Rozdział 114
Granatowe oczy zalśniły dziką rządzą mordu.
- Idź do auta. - Powiedział do Krystiana, wkładając mu kluczyki w dłoń. Cmoknął go w głowę, a zaskoczony chłopak uniósł na niego swoje ciemne oczy. Brunet odpiął marynarkę, zdjął ją, a potem rzucił na podłogę. Odsunął ją nogą. Podwinął rękawy swojej białej koszuli.
Bez trudu odsunął Szwarca i rozwścieczony doskoczył do dwójki policjantów.
Już wyciągał do nich swoje dłonie... Już był tak blisko, by zasmakować zemsty!
Olgierd złapał go mocno i odsunął od zaskoczonych współpracowników. Ciemne oczy zalśniły ze złości. Ich właściciel sprzedał znajomemu cios w szczękę, a potem rzucił się z pięściami na mężczyznę.
Złapał go za fraki i uderzył nim o ścianę. Przerażony policjant złapał napastnika za przedramiona i z paniką w swoich oczach spojrzał w rozwścieczone, teraz czarne, tęczówki. Oddech policjanta przyspieszył. Brunet odsunął go, po czym jeszcze raz przyłożył nim o ścianę, a potem złapał go mocno i z całej siły uderzył nim o podłogę. Rzucił się na ziemię i przetarł nim wykładzinę, a następnie zaczął się z nim kotłować. Brunet poczuł smak krwi w ustach i wściekł się jeszcze bardziej, ignorując prośby swojego chłopaka.

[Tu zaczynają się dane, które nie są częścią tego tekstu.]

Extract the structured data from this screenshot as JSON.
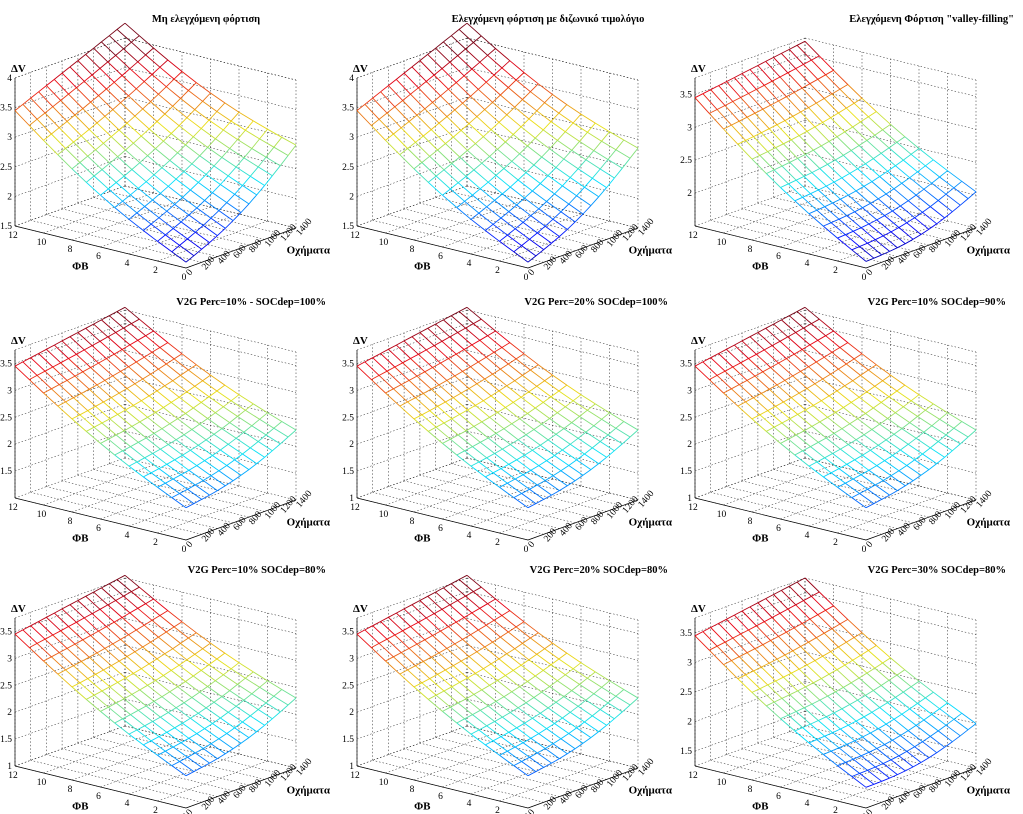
{
  "chart_data": [
    {
      "type": "surface",
      "title": "Μη ελεγχόμενη φόρτιση",
      "xlabel": "ΦΒ",
      "ylabel": "Οχήματα",
      "zlabel": "ΔV",
      "x_ticks": [
        "0",
        "2",
        "4",
        "6",
        "8",
        "10",
        "12"
      ],
      "y_ticks": [
        "0",
        "200",
        "400",
        "600",
        "800",
        "1000",
        "1200",
        "1400"
      ],
      "z_ticks": [
        "1.5",
        "2",
        "2.5",
        "3",
        "3.5",
        "4"
      ],
      "zlim": [
        1.5,
        4.0
      ],
      "surface": {
        "corner_pv0_ev0": 1.6,
        "corner_pv12_ev0": 3.45,
        "corner_pv0_ev1400": 2.9,
        "corner_pv12_ev1400": 4.25,
        "curvature": 0.25
      }
    },
    {
      "type": "surface",
      "title": "Ελεγχόμενη φόρτιση με διζωνικό τιμολόγιο",
      "xlabel": "ΦΒ",
      "ylabel": "Οχήματα",
      "zlabel": "ΔV",
      "x_ticks": [
        "0",
        "2",
        "4",
        "6",
        "8",
        "10",
        "12"
      ],
      "y_ticks": [
        "0",
        "200",
        "400",
        "600",
        "800",
        "1000",
        "1200",
        "1400"
      ],
      "z_ticks": [
        "1.5",
        "2",
        "2.5",
        "3",
        "3.5",
        "4"
      ],
      "zlim": [
        1.5,
        4.0
      ],
      "surface": {
        "corner_pv0_ev0": 1.6,
        "corner_pv12_ev0": 3.45,
        "corner_pv0_ev1400": 2.85,
        "corner_pv12_ev1400": 4.25,
        "curvature": 0.25
      }
    },
    {
      "type": "surface",
      "title": "Ελεγχόμενη Φόρτιση \"valley-filling\"",
      "xlabel": "ΦΒ",
      "ylabel": "Οχήματα",
      "zlabel": "ΔV",
      "x_ticks": [
        "0",
        "2",
        "4",
        "6",
        "8",
        "10",
        "12"
      ],
      "y_ticks": [
        "0",
        "200",
        "400",
        "600",
        "800",
        "1000",
        "1200",
        "1400"
      ],
      "z_ticks": [
        "2",
        "2.5",
        "3",
        "3.5"
      ],
      "zlim": [
        1.5,
        3.75
      ],
      "surface": {
        "corner_pv0_ev0": 1.6,
        "corner_pv12_ev0": 3.45,
        "corner_pv0_ev1400": 2.05,
        "corner_pv12_ev1400": 3.7,
        "curvature": 0.2
      }
    },
    {
      "type": "surface",
      "title": "V2G Perc=10% - SOCdep=100%",
      "xlabel": "ΦΒ",
      "ylabel": "Οχήματα",
      "zlabel": "ΔV",
      "x_ticks": [
        "0",
        "2",
        "4",
        "6",
        "8",
        "10",
        "12"
      ],
      "y_ticks": [
        "0",
        "200",
        "400",
        "600",
        "800",
        "1000",
        "1200",
        "1400"
      ],
      "z_ticks": [
        "1.5",
        "2",
        "2.5",
        "3",
        "3.5"
      ],
      "zlim": [
        1.0,
        3.75
      ],
      "surface": {
        "corner_pv0_ev0": 1.6,
        "corner_pv12_ev0": 3.45,
        "corner_pv0_ev1400": 2.3,
        "corner_pv12_ev1400": 3.8,
        "curvature": 0.2
      }
    },
    {
      "type": "surface",
      "title": "V2G Perc=20% SOCdep=100%",
      "xlabel": "ΦΒ",
      "ylabel": "Οχήματα",
      "zlabel": "ΔV",
      "x_ticks": [
        "0",
        "2",
        "4",
        "6",
        "8",
        "10",
        "12"
      ],
      "y_ticks": [
        "0",
        "200",
        "400",
        "600",
        "800",
        "1000",
        "1200",
        "1400"
      ],
      "z_ticks": [
        "1",
        "1.5",
        "2",
        "2.5",
        "3",
        "3.5"
      ],
      "zlim": [
        1.0,
        3.75
      ],
      "surface": {
        "corner_pv0_ev0": 1.6,
        "corner_pv12_ev0": 3.45,
        "corner_pv0_ev1400": 2.3,
        "corner_pv12_ev1400": 3.8,
        "curvature": 0.2
      }
    },
    {
      "type": "surface",
      "title": "V2G Perc=10% SOCdep=90%",
      "xlabel": "ΦΒ",
      "ylabel": "Οχήματα",
      "zlabel": "ΔV",
      "x_ticks": [
        "0",
        "2",
        "4",
        "6",
        "8",
        "10",
        "12"
      ],
      "y_ticks": [
        "0",
        "200",
        "400",
        "600",
        "800",
        "1000",
        "1200",
        "1400"
      ],
      "z_ticks": [
        "1",
        "1.5",
        "2",
        "2.5",
        "3",
        "3.5"
      ],
      "zlim": [
        1.0,
        3.75
      ],
      "surface": {
        "corner_pv0_ev0": 1.6,
        "corner_pv12_ev0": 3.45,
        "corner_pv0_ev1400": 2.3,
        "corner_pv12_ev1400": 3.8,
        "curvature": 0.2
      }
    },
    {
      "type": "surface",
      "title": "V2G Perc=10% SOCdep=80%",
      "xlabel": "ΦΒ",
      "ylabel": "Οχήματα",
      "zlabel": "ΔV",
      "x_ticks": [
        "0",
        "2",
        "4",
        "6",
        "8",
        "10",
        "12"
      ],
      "y_ticks": [
        "0",
        "200",
        "400",
        "600",
        "800",
        "1000",
        "1200",
        "1400"
      ],
      "z_ticks": [
        "1",
        "1.5",
        "2",
        "2.5",
        "3",
        "3.5"
      ],
      "zlim": [
        1.0,
        3.75
      ],
      "surface": {
        "corner_pv0_ev0": 1.6,
        "corner_pv12_ev0": 3.45,
        "corner_pv0_ev1400": 2.3,
        "corner_pv12_ev1400": 3.8,
        "curvature": 0.2
      }
    },
    {
      "type": "surface",
      "title": "V2G Perc=20% SOCdep=80%",
      "xlabel": "ΦΒ",
      "ylabel": "Οχήματα",
      "zlabel": "ΔV",
      "x_ticks": [
        "0",
        "2",
        "4",
        "6",
        "8",
        "10",
        "12"
      ],
      "y_ticks": [
        "0",
        "200",
        "400",
        "600",
        "800",
        "1000",
        "1200",
        "1400"
      ],
      "z_ticks": [
        "1",
        "1.5",
        "2",
        "2.5",
        "3",
        "3.5"
      ],
      "zlim": [
        1.0,
        3.75
      ],
      "surface": {
        "corner_pv0_ev0": 1.6,
        "corner_pv12_ev0": 3.45,
        "corner_pv0_ev1400": 2.3,
        "corner_pv12_ev1400": 3.8,
        "curvature": 0.2
      }
    },
    {
      "type": "surface",
      "title": "V2G Perc=30% SOCdep=80%",
      "xlabel": "ΦΒ",
      "ylabel": "Οχήματα",
      "zlabel": "ΔV",
      "x_ticks": [
        "0",
        "2",
        "4",
        "6",
        "8",
        "10",
        "12"
      ],
      "y_ticks": [
        "0",
        "200",
        "400",
        "600",
        "800",
        "1000",
        "1200",
        "1400"
      ],
      "z_ticks": [
        "1.5",
        "2",
        "2.5",
        "3",
        "3.5"
      ],
      "zlim": [
        1.25,
        3.75
      ],
      "surface": {
        "corner_pv0_ev0": 1.6,
        "corner_pv12_ev0": 3.45,
        "corner_pv0_ev1400": 2.0,
        "corner_pv12_ev1400": 3.75,
        "curvature": 0.2
      }
    }
  ]
}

Krystian stał przy samej ścianie, był przerażony. Kurczowo przytulał do siebie dziewczynkę. Jeszcze chwilę temu prosił swojego ukochanego, by ten się uspokoił, lecz teraz zamilkł i w przerażeniu patrzył na swojego kochanego, troskliwego chłopaka.
Kuba, Adam i Olo rzucili się na bruneta. Aron złapał jednego z nich i cisnął nim o podłogę. Krzysiek wykorzystał sytuację i skoczył mężczyźnie na plecy. Ten zamiast spróbować go z siebie zrzucić, padł na podłogę i przydusił policjanta swoim ciężarem. Ten momentalnie go puścił, więc brunet podniósł się i z łatwością rzucił dwoma mężczyznami o ścianę.
Miękko, niesłyszalnie zbliżył się do dwóch, przerażonych policjantów. Trzymał nisko spuszczoną głowę, lecz swe czarne tęczówki wbijał prosto w ich rozszerzone w panice oczy. Nikt nie będzie ruszał jego partnera! NIKT NIE MA PRAWA TKNĄĆ ANI JEGO, ANI ICH DZIECI!
- STÓJ! - Ryknął Zarębski. Aru przesunął swoje źrenice na niego. Mężczyzna trzymał w dłoni pistolet.
- Szefie, nie-! - Wtrącił się przerażony chłopak. Chciał skoczyć przed swojego mężczyznę. Ochronić go, nawet za cenę własnego życia. Jednakże dziewczyny mocno go złapały, próbując powstrzymać swojego przyjaciela przed ingerencją. - Puśćcie mnie! - Wydarł się.
Usłyszeli wściekły ryk.
Policjanci wykorzystując chwilowe rozkojarzenie rzucili się na Arona i zakuli go w kajdanki. Posadzili tą wściekłą bestię i położyli mu dłonie na ramiona, żeby nie wstał. Wbijał swój rozwścieczony wzrok w policjantkę, która była tak przerażona, że sprawiała wrażenie istoty nieoddychającej. Zerknęła szybko na zwijającego się na podłodze, zakrwawionego kolegę, po czym znów popatrzyła na 'sponsora'.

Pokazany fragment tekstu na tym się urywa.